In this, there was strong support in favour of the Oban proposition by Eagle Hill, Ryan Gold and Corona shareholders with lock-up share agreements covering 57%, 29% and 45% of their respective share counts.

But Temex was another case. As one analyst noted on a conference call around the time of the deal’s announcement last month, only 1% of Temex shareholders agreed to lockup in the Oban deal. Pitiful, really. Indeed, one disgruntled shareholder noted on that same call that the premium Temex would get in the deal (via shares in Oban) was less than the other juniors were getting.

They stand to get it now – or better in more ways than one. On Thursday Lake Shore Gold entered the fray with a superior bid for Temex. The Temex board determined Lake Shore’s (LSG) bid better, noting that it values Temex, in LSG shares, at C$0.13, versus the C$0.11 on offer from the less liquid Oban.

 

Now Oban has ten days to decide if it wants to match or better Lake Shore to try to keep a hold on Temex. It could be difficult to do.

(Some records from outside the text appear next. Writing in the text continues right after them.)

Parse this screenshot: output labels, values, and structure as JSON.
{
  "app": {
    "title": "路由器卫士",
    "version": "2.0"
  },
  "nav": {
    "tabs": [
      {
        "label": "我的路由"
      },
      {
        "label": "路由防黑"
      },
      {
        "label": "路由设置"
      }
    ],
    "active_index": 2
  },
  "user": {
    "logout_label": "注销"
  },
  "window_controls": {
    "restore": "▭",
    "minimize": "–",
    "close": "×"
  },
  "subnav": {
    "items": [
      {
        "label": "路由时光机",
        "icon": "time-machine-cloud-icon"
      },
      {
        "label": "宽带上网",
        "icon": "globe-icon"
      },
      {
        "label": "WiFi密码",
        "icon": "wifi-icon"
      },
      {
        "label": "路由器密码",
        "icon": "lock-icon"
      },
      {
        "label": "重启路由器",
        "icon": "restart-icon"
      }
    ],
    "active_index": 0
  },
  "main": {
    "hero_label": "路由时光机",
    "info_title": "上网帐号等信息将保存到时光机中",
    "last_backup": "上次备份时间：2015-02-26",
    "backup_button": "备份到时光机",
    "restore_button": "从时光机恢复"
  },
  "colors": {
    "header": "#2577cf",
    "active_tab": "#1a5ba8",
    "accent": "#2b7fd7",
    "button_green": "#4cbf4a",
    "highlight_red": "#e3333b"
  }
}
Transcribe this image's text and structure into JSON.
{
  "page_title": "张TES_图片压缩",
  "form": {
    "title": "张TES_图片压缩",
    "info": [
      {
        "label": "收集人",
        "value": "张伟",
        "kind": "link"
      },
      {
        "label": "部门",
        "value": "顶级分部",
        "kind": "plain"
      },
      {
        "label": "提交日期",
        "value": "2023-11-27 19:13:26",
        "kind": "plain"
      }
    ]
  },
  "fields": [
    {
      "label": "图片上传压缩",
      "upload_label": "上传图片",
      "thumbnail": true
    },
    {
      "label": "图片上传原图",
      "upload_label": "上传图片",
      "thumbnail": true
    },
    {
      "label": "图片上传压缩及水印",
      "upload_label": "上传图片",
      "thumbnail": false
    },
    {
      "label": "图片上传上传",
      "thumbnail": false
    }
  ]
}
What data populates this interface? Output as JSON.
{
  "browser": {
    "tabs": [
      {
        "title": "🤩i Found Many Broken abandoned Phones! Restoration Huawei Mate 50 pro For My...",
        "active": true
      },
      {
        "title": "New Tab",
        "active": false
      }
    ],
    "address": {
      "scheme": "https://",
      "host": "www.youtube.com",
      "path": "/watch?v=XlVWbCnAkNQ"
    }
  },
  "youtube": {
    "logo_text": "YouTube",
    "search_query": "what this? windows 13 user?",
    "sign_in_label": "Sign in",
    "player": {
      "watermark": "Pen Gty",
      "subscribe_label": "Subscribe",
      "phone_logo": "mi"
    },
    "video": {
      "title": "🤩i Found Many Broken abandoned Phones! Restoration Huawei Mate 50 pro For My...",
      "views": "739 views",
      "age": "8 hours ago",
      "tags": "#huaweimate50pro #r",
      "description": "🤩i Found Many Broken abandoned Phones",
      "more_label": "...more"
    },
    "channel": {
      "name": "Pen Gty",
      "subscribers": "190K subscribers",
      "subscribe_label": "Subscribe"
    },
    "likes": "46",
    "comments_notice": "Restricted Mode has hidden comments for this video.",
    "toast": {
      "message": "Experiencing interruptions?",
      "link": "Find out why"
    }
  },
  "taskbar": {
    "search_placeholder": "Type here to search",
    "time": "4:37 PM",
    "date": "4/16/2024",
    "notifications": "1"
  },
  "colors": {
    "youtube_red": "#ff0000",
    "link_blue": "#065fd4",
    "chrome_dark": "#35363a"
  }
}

In the first, Temex is Lake Shore Gold’s neighbour in a prolific gold camp in Canada on the Porcupine-Destor Fault through its 60%-owned Whitney gold project, which contains some modest-sized gold resources. Goldcorp is Temex’s partner on the project, and indeed, the property is otherwise jammed between Goldcorp claims and operations. To the southwest of Whitney is Goldcorp’s Dome mill.

And so more plainly put: For Lake Shore, holding the Whitney gold project makes a lot of sense with the potential to source feed to its own reportedly underutilized mill to the north, Bell Creek. (For reference, all these operations are within a 10 kilometre or so radius.)

Kerry Smith over at Haywood Securities put it in an email to me: “It’s a cheap strategic acquisition for Lake Shore. Agreed.”

Secondly, there’s the shares on offer. Lake Shore compared to Oban is way more liquid, and much larger in terms of market capitalisation (relatively speaking). In recent quarters it has been turning around operations and discovering near-mine deposits, and has gained traction on the mining market in Canada. It shares, in fact, are up from C$0.78 at the start of the year, to nearly C$1.30/share in recent trading. It’s daily volume is regularly over 1 million, whereas Oban volume sometimes drops to zero and is typically in the low 100,000s.

In other words, Lake Shore shares may appear a better bet to Temex shareholders.

That said, Oban, could counter that its attraction is the prospect for Temex shareholders to take a more central role in an up-and-coming development story – albeit a much riskier one. We’ll soon see.

Post-script: Oban’s plan is to still go-ahead with the multi-merger in case it doesn’t get Temex – a question that remains up in the air. It said back in June that the deal was not contingent on all four juniors saying yes. It confirmed today that was still the case.